Mais pourtant, malgré cette constante fuite, "Elle" aurait voulu s'intégrer à cette société qu'elle redoute maintenant. Porter un enfant, fonder une famille avec un homme, ces rêves communs à toutes les femmes et qu'elle faisait encore avant de sombrer aux limites de la folie, victime de l'indifférence des autres, de la négligence des hommes, excédée par des relations dont ne résultait que le mépris.

"Je fais malheureusement partie de cette sorte d'individus chez qui la douleur est présente à chaque instant de leur vie. J'en viens même à croire qu'elle est la condition de mon existence. L'absence de douleur, correspondant au silence du corps et de l'esprit, est chez moi synonyme de mort, d'anéantissement."
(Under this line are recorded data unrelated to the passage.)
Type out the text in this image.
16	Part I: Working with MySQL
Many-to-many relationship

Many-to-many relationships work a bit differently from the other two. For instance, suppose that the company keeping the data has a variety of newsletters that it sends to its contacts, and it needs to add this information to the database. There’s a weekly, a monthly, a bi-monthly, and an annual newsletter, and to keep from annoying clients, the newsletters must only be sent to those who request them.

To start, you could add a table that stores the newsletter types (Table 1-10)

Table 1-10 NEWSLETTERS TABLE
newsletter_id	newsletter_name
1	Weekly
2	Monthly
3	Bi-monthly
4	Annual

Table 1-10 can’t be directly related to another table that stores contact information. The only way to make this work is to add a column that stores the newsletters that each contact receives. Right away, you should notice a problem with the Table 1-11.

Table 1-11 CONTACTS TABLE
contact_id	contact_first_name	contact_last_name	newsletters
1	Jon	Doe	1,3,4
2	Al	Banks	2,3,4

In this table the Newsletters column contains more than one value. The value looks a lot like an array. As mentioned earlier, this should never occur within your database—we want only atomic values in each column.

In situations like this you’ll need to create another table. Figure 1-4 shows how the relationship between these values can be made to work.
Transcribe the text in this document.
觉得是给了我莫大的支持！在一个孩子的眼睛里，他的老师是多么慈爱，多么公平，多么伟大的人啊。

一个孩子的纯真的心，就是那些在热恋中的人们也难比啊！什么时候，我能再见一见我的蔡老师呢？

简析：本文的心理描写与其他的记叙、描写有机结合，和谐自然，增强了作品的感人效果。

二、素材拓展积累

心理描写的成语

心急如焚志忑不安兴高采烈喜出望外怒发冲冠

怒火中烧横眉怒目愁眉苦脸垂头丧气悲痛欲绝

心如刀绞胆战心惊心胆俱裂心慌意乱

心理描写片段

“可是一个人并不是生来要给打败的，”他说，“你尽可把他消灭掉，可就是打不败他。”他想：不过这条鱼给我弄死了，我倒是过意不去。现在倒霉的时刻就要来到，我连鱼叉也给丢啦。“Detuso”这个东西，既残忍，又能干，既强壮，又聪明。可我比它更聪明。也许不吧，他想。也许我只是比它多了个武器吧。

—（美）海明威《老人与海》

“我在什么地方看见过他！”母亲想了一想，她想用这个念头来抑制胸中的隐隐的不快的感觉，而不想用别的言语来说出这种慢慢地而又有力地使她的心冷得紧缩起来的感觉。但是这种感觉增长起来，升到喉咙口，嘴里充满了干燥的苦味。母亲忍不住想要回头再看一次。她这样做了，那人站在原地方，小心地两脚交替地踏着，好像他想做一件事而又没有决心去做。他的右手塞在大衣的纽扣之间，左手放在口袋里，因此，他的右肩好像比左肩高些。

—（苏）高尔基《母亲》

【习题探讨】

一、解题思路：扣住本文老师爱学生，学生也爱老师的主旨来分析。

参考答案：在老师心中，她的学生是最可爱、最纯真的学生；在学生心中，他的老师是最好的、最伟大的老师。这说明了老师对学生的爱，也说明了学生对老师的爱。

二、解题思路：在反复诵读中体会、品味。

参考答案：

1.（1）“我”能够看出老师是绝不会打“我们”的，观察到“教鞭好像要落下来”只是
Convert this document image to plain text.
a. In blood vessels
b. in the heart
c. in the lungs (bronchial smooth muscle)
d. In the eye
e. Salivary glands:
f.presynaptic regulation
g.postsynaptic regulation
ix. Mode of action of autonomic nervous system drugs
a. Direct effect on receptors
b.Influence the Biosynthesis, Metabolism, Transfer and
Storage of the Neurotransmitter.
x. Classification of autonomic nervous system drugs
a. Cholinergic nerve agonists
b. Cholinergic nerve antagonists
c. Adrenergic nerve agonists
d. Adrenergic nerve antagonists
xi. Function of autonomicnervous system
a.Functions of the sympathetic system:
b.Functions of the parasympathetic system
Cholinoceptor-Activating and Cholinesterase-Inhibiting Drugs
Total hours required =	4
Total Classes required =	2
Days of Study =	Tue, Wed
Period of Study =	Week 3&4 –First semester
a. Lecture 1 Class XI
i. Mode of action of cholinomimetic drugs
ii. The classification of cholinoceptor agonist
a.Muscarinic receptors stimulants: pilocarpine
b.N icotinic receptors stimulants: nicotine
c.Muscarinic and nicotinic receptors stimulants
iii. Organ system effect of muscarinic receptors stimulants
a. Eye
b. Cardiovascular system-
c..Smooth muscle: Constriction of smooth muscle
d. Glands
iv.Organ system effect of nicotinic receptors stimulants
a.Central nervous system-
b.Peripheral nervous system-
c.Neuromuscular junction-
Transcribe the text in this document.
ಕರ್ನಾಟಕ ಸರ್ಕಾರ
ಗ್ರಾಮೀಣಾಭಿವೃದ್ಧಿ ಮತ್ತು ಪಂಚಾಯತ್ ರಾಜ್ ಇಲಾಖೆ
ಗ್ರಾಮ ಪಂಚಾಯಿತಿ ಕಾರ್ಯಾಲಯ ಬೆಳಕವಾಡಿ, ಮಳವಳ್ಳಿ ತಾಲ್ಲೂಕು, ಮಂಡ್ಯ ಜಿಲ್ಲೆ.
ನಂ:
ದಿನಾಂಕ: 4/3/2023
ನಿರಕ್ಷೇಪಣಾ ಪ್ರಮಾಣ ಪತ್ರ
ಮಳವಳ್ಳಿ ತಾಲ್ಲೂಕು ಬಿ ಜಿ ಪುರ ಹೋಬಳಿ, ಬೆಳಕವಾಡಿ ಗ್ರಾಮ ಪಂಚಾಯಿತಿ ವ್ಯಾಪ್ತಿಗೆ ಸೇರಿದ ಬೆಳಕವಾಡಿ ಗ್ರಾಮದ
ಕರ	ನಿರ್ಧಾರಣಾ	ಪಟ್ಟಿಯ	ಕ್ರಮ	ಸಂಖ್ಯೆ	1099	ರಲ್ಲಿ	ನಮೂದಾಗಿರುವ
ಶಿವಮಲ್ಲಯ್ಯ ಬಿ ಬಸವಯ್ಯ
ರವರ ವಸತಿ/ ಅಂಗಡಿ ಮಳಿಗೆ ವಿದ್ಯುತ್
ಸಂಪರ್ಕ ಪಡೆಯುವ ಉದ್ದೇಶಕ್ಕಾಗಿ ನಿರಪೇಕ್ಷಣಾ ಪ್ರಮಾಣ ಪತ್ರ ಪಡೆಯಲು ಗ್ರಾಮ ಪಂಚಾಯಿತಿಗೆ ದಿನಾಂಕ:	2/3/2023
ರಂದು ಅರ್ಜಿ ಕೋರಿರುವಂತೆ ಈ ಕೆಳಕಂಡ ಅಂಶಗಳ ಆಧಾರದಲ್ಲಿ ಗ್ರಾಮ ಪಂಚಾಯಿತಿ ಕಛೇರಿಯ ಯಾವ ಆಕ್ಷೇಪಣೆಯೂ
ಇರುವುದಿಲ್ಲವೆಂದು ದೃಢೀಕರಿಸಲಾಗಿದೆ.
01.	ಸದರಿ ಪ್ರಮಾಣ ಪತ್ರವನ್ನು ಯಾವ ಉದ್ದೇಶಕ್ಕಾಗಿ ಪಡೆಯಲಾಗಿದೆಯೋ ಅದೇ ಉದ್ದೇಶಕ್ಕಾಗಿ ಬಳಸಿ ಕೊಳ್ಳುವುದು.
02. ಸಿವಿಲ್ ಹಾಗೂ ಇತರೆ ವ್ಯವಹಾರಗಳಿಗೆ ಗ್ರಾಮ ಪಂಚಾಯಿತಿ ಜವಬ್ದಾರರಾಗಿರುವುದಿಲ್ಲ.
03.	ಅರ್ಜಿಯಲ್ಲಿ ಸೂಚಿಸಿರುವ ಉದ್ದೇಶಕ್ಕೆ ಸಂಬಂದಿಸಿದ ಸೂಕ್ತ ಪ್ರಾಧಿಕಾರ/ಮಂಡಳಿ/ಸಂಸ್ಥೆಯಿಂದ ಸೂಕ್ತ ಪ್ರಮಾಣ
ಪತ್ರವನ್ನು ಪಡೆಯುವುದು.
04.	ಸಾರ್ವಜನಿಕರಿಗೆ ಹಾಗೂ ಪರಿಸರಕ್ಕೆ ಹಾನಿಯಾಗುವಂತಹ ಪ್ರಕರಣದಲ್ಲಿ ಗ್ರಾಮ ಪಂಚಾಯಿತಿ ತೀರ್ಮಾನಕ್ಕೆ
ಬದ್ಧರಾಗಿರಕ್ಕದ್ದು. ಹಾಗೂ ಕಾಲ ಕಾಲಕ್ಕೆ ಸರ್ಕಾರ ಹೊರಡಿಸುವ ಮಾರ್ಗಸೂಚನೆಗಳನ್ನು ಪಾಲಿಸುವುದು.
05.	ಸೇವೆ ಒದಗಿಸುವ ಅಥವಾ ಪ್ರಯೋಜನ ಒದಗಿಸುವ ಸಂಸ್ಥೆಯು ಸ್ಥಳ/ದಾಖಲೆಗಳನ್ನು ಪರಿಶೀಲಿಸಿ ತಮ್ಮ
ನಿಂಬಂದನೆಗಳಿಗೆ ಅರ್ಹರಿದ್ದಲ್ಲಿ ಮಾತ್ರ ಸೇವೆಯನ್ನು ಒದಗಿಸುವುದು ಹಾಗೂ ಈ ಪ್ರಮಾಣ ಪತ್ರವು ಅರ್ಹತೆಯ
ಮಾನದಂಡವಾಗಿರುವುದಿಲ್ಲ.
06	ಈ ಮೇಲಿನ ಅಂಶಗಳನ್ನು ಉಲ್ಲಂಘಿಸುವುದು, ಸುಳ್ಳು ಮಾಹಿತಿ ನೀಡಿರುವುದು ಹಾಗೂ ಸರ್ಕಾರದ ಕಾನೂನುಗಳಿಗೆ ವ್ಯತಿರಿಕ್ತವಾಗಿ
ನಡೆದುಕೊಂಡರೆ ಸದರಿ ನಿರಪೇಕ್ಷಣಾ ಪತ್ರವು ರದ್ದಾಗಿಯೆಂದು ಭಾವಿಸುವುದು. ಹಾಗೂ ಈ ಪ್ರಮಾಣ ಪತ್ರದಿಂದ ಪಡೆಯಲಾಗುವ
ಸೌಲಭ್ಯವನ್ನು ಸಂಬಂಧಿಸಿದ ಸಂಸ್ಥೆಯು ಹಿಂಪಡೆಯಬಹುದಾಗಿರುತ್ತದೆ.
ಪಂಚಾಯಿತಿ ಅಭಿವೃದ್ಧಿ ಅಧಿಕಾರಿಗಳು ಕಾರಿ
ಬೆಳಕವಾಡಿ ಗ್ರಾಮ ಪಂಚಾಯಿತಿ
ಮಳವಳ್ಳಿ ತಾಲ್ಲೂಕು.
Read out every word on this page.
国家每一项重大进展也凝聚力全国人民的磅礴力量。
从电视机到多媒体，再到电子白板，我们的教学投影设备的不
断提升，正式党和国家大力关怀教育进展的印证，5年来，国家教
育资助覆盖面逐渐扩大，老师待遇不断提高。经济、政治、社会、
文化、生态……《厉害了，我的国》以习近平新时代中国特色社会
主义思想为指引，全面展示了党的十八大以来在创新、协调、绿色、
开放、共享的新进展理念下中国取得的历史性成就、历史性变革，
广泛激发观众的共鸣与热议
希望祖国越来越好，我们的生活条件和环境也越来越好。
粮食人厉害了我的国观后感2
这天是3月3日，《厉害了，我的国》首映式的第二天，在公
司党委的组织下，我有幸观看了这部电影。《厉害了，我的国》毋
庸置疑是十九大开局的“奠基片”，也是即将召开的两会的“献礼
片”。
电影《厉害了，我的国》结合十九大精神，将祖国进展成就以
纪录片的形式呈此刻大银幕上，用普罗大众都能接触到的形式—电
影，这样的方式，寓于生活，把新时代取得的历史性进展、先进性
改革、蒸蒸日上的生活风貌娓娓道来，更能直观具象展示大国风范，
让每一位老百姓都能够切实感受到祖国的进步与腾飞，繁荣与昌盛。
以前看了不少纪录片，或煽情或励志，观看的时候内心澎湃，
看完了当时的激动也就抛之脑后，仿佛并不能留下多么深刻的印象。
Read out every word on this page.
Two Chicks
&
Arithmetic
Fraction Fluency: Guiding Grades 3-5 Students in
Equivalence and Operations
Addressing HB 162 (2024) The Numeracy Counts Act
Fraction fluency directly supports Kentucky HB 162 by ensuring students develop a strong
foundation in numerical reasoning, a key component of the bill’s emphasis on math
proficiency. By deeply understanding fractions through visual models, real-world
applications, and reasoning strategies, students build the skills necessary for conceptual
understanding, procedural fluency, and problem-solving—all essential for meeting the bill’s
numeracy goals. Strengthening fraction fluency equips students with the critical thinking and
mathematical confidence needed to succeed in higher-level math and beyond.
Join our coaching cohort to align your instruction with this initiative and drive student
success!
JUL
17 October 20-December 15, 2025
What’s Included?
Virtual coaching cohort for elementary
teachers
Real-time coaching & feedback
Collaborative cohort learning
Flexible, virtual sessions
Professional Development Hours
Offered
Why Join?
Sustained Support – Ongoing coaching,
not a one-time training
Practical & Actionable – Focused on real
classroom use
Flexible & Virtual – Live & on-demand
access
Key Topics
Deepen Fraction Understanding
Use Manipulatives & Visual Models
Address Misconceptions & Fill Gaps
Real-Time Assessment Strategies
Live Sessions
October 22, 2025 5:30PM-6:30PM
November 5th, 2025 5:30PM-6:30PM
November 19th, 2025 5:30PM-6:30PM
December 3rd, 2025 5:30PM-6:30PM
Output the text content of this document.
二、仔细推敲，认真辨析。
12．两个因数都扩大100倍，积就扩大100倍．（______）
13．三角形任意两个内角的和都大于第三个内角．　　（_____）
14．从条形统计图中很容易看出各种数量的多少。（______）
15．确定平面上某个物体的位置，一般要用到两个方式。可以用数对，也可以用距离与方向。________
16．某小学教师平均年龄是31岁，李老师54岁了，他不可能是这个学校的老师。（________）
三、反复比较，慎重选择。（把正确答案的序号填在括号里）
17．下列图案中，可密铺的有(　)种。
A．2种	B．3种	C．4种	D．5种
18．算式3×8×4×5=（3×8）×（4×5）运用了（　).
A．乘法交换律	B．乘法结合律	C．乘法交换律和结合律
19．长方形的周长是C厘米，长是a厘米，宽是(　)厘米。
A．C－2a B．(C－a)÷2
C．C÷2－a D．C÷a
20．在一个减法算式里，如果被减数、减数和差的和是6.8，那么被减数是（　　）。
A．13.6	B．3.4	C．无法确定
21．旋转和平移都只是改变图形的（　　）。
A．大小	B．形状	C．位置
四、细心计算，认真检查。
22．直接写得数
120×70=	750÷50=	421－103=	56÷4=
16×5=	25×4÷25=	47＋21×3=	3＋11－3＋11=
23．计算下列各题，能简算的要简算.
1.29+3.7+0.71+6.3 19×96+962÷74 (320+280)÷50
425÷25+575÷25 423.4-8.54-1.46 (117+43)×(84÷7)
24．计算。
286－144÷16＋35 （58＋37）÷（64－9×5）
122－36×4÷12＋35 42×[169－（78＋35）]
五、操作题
D'une cassante lucidité, l'héroïne de Bertrand Betsch, qui lui déploie dans ce premier roman un style puissant, violent, et empreint d'un remarquable lyrisme pour exprimer les amers ressentiments de son personnage, son impression de n'être faite que de néant, elle qui avoue avoir l'impression que son passage sur terre n'est que vain. "Dès le début, dès l'origine, à l'état embryonnaire déjà j'étais l'incarnation du vide, de la non-volonté. Je ne voulais rien et on ne m'a rien donné."